Orada gözlerindeki şokla kendisine bakıyordu işte, kapının önündeydi kuzgun, elini kapıya dayamış Eren'in seksi öpücüklerini izliyordu. O da sinsi bir ifadeyle gözlerini kısmış, Timuçin'e bakmaya başlamıştı.
Ne olduğunu kavrayamamıştı Timuçin, hangisine daha fazla şaşırmalıydı bilemedi. Orada durmuş bu tuhaf çocukla doktorun en seksi biçimde öpüşmesine mi şaşırmalıydı yoksa bu ikisini izlerken sertleşmeye başlamasına mı?
Lanet olsun bu çocuğu ne zaman bu halde görse vücudunu yavaş yavaş ateş basıyordu. Aklını kaybediyor olmalıydı. Gözlerinde ki o sinsi bakışları fark etmemek elde değildi. Bu çocuğu fark etmemek mümkün değildi.

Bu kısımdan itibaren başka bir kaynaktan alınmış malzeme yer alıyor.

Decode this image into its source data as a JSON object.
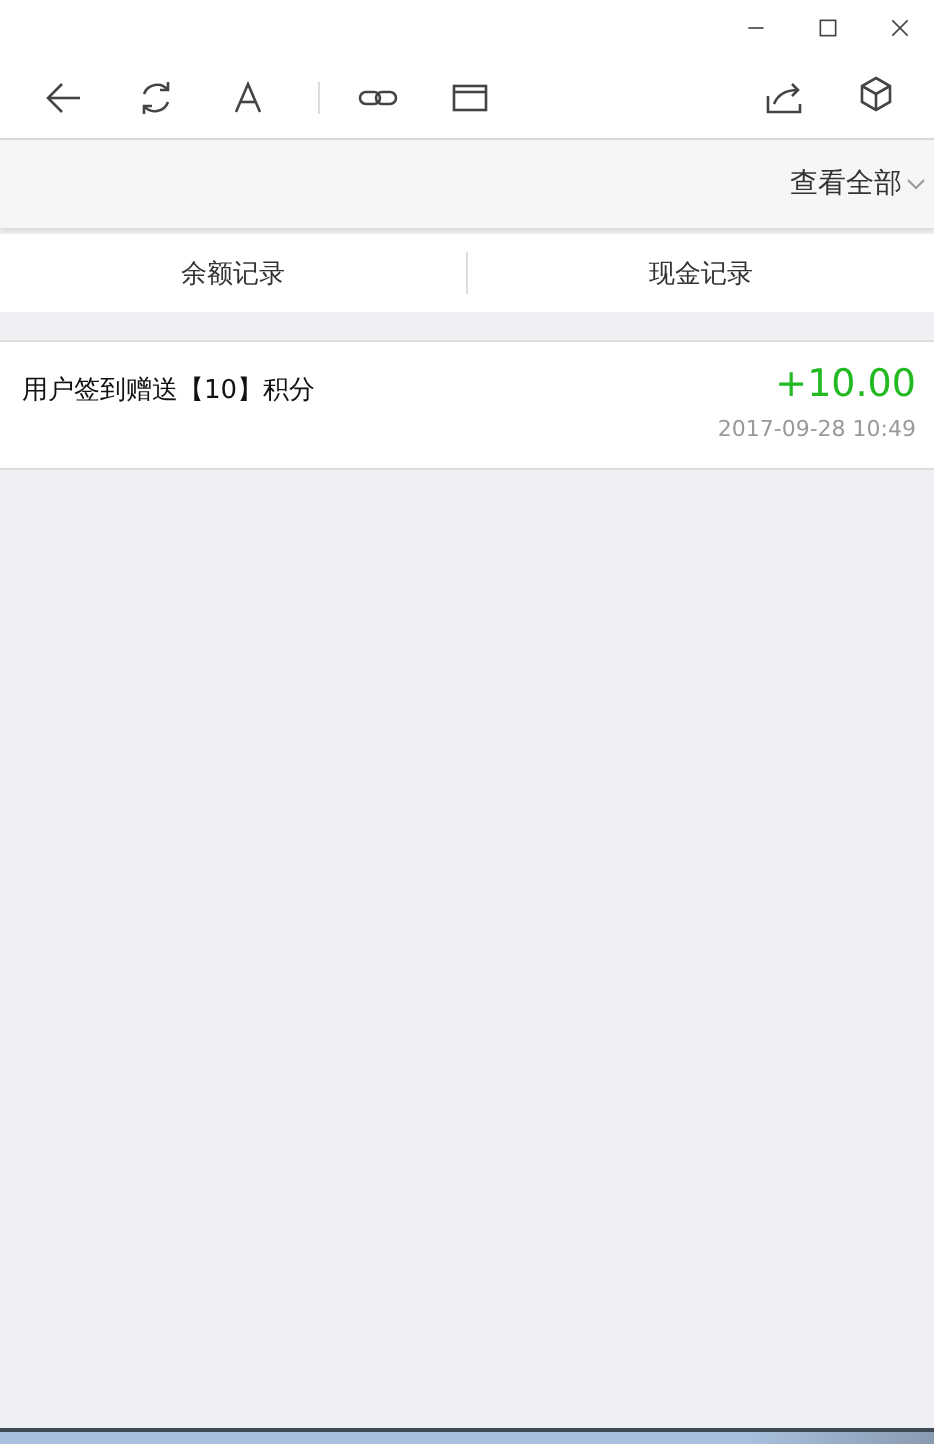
{
  "filter": {
    "label": "查看全部"
  },
  "tabs": [
    {
      "label": "余额记录"
    },
    {
      "label": "现金记录"
    }
  ],
  "records": [
    {
      "description": "用户签到赠送【10】积分",
      "amount": "+10.00",
      "time": "2017-09-28 10:49"
    }
  ]
}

İkisi de ayrıldığında biranda kendini geri çekti Timuçin, içeriden hızla nefes alıp verişlerini duyabiliyordu. Kendisi ise duvara yaslanmış sertleşmiş olan penisini tutup az önce gördüğü manzarayı unutmaya çalıştı ve kaşlarını çatıp hızla uzaklaştı.

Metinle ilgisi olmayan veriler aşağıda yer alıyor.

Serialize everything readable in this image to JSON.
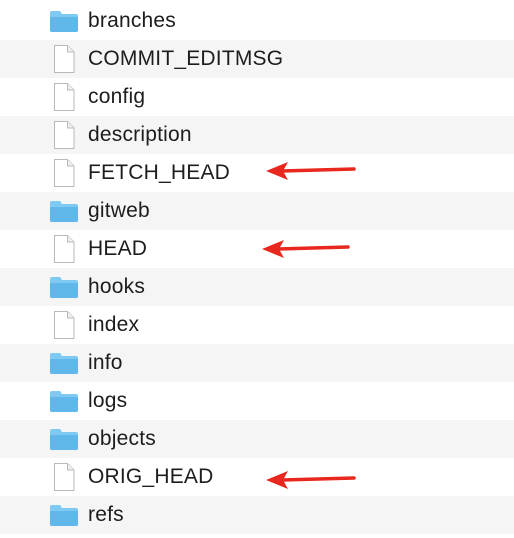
{
  "items": [
    {
      "name": "branches",
      "kind": "folder",
      "icon": "folder-icon"
    },
    {
      "name": "COMMIT_EDITMSG",
      "kind": "file",
      "icon": "document-icon"
    },
    {
      "name": "config",
      "kind": "file",
      "icon": "document-icon"
    },
    {
      "name": "description",
      "kind": "file",
      "icon": "document-icon"
    },
    {
      "name": "FETCH_HEAD",
      "kind": "file",
      "icon": "document-icon",
      "highlighted": true
    },
    {
      "name": "gitweb",
      "kind": "folder",
      "icon": "folder-icon"
    },
    {
      "name": "HEAD",
      "kind": "file",
      "icon": "document-icon",
      "highlighted": true
    },
    {
      "name": "hooks",
      "kind": "folder",
      "icon": "folder-icon"
    },
    {
      "name": "index",
      "kind": "file",
      "icon": "document-icon"
    },
    {
      "name": "info",
      "kind": "folder",
      "icon": "folder-icon"
    },
    {
      "name": "logs",
      "kind": "folder",
      "icon": "folder-icon"
    },
    {
      "name": "objects",
      "kind": "folder",
      "icon": "folder-icon"
    },
    {
      "name": "ORIG_HEAD",
      "kind": "file",
      "icon": "document-icon",
      "highlighted": true
    },
    {
      "name": "refs",
      "kind": "folder",
      "icon": "folder-icon"
    }
  ],
  "colors": {
    "folder": "#5fb7ea",
    "folder_tab": "#7fcaf2",
    "arrow": "#e8281e",
    "row_alt": "#f5f5f5",
    "text": "#1d1d1d"
  }
}
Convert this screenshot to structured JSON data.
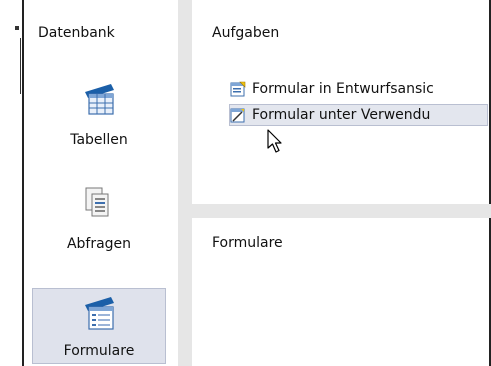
{
  "sidebar": {
    "title": "Datenbank",
    "items": [
      {
        "label": "Tabellen",
        "icon": "table-icon",
        "selected": false
      },
      {
        "label": "Abfragen",
        "icon": "query-icon",
        "selected": false
      },
      {
        "label": "Formulare",
        "icon": "form-icon",
        "selected": true
      }
    ]
  },
  "tasks_panel": {
    "title": "Aufgaben",
    "items": [
      {
        "label": "Formular in Entwurfsansic",
        "icon": "form-design-icon"
      },
      {
        "label": "Formular unter Verwendu",
        "icon": "form-wizard-icon"
      }
    ]
  },
  "forms_panel": {
    "title": "Formulare"
  },
  "colors": {
    "selected_bg": "#dfe2ec",
    "separator": "#e6e6e6",
    "border": "#222222"
  }
}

"Ne yaptın?" Dedi kocaman açmış gözleriyle doktor: "Sen benim öğrencim sayılırsın." Kendini geri çekerken utanmış göründü Eren, dudaklarını tek çizgi halinde birbirine bastırıp omuz silkti.
"Üzgünüm." Değip başını çevirdi. "Ben. Ateş yüzünden olmalı. Az önceki durum aklımın doğru çalışmamasından kaynaklandı muhtemelen." Dediğinde derin bir nefes aldı doktor ve panikle yanından kalkıp elini önlüğünün cebine koyarken başını çevirdi:
"Evet öyle olmalı." Dedi. "Neyse sen, şimdi burada uzanıp biraz dinlen. Durumuna sonra bakarız." Değip sedyenin perdesini çekti ve muhtemelen dışarı çıktı. Eren öfkeyle dişlerini sıkarken gözlerini kapadı ve parmaklarıyla hafifçe dudaklarını tuttu.. Biran sonra da başını çevirip sedyenin hemen yanında duran pencereden dışarıya gökyüzüne bakmaya başladı.
"Haklısın doktor, biraz dinlenmeliyim." Dedi usulca.